Another possibility is that reauthorization of the Export-Import Bank would be attached to the continuing resolution, either by Senate Democrats or by House Republican leadership. The formerly obscure lending fund has drawn the ire of the grassroots left and right, but mostly right, which charges that it constitutes a cronyistic corporate-welfare scheme. The bank's authorization runs out on September 30, the same day the federal government funding is set to expire. Business groups are lobbying hard for its renewal, but opposition has now gained momentum among conservatives: At this month's meeting of the Republican National Committee, a resolution opposing the bank was only narrowly defeated by the committee's members, 67 votes to 63. House conservatives might well refuse to agree to a government-funding bill that also reauthorizes the bank.
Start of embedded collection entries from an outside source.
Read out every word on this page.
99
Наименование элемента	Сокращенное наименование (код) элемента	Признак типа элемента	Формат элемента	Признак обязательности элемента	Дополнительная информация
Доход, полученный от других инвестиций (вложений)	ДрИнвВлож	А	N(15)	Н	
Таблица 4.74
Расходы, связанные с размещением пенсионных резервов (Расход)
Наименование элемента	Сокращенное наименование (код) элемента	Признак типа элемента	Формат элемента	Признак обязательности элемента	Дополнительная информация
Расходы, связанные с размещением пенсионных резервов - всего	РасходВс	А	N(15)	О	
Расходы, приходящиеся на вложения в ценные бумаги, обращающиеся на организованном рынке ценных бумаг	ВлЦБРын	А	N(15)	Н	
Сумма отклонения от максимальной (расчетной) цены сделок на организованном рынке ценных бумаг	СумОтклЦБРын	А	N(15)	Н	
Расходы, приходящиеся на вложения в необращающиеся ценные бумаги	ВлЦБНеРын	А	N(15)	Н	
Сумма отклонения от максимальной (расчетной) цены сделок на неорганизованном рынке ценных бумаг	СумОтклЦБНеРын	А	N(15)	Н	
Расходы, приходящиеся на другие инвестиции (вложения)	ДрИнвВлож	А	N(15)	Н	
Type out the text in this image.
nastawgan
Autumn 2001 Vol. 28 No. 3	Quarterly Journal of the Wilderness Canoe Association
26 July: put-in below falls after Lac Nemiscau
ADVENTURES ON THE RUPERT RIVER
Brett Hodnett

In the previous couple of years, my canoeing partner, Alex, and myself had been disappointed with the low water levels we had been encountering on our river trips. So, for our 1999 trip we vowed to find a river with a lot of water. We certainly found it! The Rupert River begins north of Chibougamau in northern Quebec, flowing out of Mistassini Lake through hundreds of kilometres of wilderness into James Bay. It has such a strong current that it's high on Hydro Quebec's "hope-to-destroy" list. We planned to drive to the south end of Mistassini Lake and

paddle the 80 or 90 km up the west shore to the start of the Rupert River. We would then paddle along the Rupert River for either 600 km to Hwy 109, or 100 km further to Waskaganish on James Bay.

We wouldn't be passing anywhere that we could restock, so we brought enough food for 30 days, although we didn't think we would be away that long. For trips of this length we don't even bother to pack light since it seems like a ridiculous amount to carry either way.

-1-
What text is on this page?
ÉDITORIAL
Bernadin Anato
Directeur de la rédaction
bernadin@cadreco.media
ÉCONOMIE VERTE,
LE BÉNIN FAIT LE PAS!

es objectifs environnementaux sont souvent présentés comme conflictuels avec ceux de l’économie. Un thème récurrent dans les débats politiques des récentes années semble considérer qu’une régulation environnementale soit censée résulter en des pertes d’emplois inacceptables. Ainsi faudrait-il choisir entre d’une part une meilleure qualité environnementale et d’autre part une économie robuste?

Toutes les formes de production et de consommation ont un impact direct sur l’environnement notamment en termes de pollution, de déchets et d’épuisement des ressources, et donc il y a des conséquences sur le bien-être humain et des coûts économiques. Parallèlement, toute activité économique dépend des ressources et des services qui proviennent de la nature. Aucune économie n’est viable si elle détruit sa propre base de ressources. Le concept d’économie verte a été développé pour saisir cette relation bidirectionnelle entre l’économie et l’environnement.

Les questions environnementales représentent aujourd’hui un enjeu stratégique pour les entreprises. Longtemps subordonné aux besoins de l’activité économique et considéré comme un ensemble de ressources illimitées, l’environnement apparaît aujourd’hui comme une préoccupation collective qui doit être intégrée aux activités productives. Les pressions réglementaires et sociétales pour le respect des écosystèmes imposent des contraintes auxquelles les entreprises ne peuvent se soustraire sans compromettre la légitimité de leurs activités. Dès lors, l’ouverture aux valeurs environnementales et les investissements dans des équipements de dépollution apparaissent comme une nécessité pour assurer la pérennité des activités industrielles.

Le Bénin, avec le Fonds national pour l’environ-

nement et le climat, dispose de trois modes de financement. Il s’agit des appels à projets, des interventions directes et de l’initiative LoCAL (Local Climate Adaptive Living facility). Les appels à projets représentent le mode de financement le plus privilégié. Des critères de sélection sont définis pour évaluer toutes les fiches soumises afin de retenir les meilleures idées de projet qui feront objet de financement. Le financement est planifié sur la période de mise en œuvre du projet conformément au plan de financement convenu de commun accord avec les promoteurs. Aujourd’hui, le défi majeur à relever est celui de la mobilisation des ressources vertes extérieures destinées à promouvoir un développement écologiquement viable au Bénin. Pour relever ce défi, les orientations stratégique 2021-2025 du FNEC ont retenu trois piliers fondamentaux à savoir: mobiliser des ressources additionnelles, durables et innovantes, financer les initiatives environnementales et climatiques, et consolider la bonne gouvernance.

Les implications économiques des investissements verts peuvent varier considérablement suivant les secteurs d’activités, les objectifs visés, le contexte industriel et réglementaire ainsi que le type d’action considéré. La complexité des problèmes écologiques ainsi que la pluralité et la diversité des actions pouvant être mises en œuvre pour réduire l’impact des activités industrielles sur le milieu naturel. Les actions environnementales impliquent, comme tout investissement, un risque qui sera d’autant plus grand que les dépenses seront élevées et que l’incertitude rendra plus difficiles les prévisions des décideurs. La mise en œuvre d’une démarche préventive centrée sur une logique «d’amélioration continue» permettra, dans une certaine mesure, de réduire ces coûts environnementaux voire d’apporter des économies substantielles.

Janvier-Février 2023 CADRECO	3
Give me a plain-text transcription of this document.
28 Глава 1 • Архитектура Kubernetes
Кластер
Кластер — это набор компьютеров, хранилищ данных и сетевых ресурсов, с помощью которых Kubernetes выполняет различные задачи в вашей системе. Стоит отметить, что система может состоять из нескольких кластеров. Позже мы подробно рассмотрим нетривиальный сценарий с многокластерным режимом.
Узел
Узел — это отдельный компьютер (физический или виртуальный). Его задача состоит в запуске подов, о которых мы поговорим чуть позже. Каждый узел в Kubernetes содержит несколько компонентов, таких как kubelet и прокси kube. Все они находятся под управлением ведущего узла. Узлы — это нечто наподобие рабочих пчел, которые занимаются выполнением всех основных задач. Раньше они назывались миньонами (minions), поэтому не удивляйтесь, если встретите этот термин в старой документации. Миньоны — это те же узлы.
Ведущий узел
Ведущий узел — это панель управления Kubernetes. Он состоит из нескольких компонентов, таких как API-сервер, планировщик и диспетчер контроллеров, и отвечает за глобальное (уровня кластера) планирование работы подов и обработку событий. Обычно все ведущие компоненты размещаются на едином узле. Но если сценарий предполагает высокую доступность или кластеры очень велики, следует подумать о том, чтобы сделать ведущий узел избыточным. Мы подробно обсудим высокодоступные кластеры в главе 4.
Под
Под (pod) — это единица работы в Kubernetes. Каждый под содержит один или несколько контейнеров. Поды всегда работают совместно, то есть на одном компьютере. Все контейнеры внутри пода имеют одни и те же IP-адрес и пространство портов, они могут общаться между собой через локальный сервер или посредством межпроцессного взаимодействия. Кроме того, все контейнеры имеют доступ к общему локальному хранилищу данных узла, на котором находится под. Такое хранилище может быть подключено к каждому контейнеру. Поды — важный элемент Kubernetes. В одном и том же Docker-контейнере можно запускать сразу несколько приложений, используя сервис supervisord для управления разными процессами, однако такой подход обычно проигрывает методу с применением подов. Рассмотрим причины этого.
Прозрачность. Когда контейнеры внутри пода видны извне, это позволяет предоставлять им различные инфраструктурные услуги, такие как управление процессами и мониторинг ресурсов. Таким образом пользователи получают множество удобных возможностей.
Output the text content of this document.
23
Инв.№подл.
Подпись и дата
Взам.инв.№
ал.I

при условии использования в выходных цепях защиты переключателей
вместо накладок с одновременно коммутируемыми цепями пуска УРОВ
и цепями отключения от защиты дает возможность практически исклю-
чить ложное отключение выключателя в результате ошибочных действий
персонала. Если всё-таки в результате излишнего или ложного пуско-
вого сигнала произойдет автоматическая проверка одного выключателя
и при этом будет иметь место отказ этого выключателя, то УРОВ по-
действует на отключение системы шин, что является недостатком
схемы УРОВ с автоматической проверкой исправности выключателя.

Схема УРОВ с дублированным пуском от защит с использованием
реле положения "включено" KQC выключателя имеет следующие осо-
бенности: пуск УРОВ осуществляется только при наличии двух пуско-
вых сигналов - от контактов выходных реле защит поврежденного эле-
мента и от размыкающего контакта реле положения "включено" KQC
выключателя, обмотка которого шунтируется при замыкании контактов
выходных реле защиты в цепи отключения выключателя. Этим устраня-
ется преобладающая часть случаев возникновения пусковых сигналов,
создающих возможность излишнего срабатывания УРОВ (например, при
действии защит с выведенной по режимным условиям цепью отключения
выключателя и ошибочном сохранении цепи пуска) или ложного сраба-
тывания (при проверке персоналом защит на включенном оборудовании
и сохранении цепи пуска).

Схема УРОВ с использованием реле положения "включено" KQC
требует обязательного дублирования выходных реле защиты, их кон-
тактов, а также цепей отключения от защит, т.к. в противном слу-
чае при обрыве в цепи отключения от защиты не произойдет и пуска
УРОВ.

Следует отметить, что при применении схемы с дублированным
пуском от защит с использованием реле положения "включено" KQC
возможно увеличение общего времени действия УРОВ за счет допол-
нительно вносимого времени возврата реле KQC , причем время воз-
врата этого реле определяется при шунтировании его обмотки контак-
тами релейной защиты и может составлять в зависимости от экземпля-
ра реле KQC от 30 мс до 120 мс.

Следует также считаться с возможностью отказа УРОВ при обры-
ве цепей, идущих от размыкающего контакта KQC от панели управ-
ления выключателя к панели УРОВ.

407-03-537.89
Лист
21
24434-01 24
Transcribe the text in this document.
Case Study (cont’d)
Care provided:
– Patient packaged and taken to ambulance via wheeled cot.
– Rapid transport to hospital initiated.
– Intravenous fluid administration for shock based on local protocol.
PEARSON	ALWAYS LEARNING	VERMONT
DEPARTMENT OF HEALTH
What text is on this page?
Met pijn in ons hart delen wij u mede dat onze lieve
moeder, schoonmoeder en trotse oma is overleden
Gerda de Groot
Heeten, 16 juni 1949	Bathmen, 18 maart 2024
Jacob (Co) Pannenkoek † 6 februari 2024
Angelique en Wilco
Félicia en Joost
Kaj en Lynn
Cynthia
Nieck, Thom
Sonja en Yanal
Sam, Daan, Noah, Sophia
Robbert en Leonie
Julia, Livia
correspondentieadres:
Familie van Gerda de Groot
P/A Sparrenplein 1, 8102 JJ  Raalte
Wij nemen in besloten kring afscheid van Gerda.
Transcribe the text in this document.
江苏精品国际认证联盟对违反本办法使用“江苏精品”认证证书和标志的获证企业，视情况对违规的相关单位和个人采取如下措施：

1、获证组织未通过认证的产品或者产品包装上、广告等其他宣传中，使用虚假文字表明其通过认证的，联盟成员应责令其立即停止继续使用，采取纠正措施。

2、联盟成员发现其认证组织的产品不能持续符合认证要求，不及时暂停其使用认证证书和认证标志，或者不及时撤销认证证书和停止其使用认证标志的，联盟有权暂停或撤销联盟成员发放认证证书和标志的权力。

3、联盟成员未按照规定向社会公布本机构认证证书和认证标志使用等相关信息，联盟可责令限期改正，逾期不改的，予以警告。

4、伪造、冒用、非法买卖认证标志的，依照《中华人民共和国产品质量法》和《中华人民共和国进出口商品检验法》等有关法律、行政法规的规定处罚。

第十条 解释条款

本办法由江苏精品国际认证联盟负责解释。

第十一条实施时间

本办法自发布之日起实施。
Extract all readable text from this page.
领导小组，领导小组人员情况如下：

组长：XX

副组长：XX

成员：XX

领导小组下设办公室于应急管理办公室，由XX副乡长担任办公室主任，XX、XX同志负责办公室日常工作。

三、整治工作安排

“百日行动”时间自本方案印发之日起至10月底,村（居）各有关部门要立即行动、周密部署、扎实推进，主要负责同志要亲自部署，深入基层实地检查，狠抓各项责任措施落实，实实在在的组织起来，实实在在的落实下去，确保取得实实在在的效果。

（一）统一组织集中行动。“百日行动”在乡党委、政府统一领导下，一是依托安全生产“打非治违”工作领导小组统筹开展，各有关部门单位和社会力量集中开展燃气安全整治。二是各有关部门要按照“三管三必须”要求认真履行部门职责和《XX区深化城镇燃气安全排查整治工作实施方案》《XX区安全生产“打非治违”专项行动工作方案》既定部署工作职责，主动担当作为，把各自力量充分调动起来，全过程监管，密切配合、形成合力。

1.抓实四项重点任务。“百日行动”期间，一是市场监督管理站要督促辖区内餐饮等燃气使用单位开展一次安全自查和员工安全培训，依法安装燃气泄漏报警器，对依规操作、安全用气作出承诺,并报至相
(Some recent coverage has also highlighted comments by Senate Minority Leader Mitch McConnell, who told Politico he planned to push through spending bills "with a lot of restrictions on the activities of the bureaucracy." But McConnell was talking about what he would do if Republicans take the Senate next year. He was not referring to next month's legislation, which the pragmatic Kentuckian presumably wants to get passed as smoothly as possible.)
All this is highly speculative. Officially, Republicans insist there will be no drama, although they aren't yet saying what the plan is for getting the funding bill passed. "The last thing we're going to do is shoot ourselves in the foot and jeopardize our chances of winning the Senate and gaining seats in the House," a senior House GOP aide told me Wednesday. A top Senate Republican staffer agreed when I asked about a possible shutdown: "Absolutely not." Paul Ryan, the chairman of the House Budget Committee (and co-author of the budget agreement), told Business Insider, "No, there will not be a government shutdown"—although he then added, "If there is a government shutdown, it'll be because the Democrats brought it about."
Indeed, Democrats have ample incentive to stoke talk of a shutdown—or even to provoke one. Since last year's shutdown ended and the Obamacare rollout disaster ensued, their political fortunes have declined. On Wednesday, the Democrats' House campaign arm launched a website to remind the world that, prior to the 2013 shutdown, Republicans swore there was no possibility of such an outcome.
But not all Republicans are convinced the shutdown was such a disaster for them. A few weeks ago in Texas, I watched Cruz tell a roomful of conservative activists that the fight to defund Obamacare was actually a partial victory. "If you listen to Democrats, if you listen to the media—although I repeat myself—they will tell you that fight last summer and fall didn't succeed," he said. But, he asked, "Where are we now today?" The president's approval ratings are lower than ever, voters overwhelmingly dislike Obamacare, and Republicans have a chance at winning a dozen or more Senate seats. Rather than suffer a setback in the shutdown (which he did not mention), Cruz said, "I believe we have laid the foundation for winning the war to repeal Obamacare."
If conservatives buy Cruz's logic, which they tend to do, the prospect of another shutdown might not scare them much. And that could mean Congress is headed for trouble.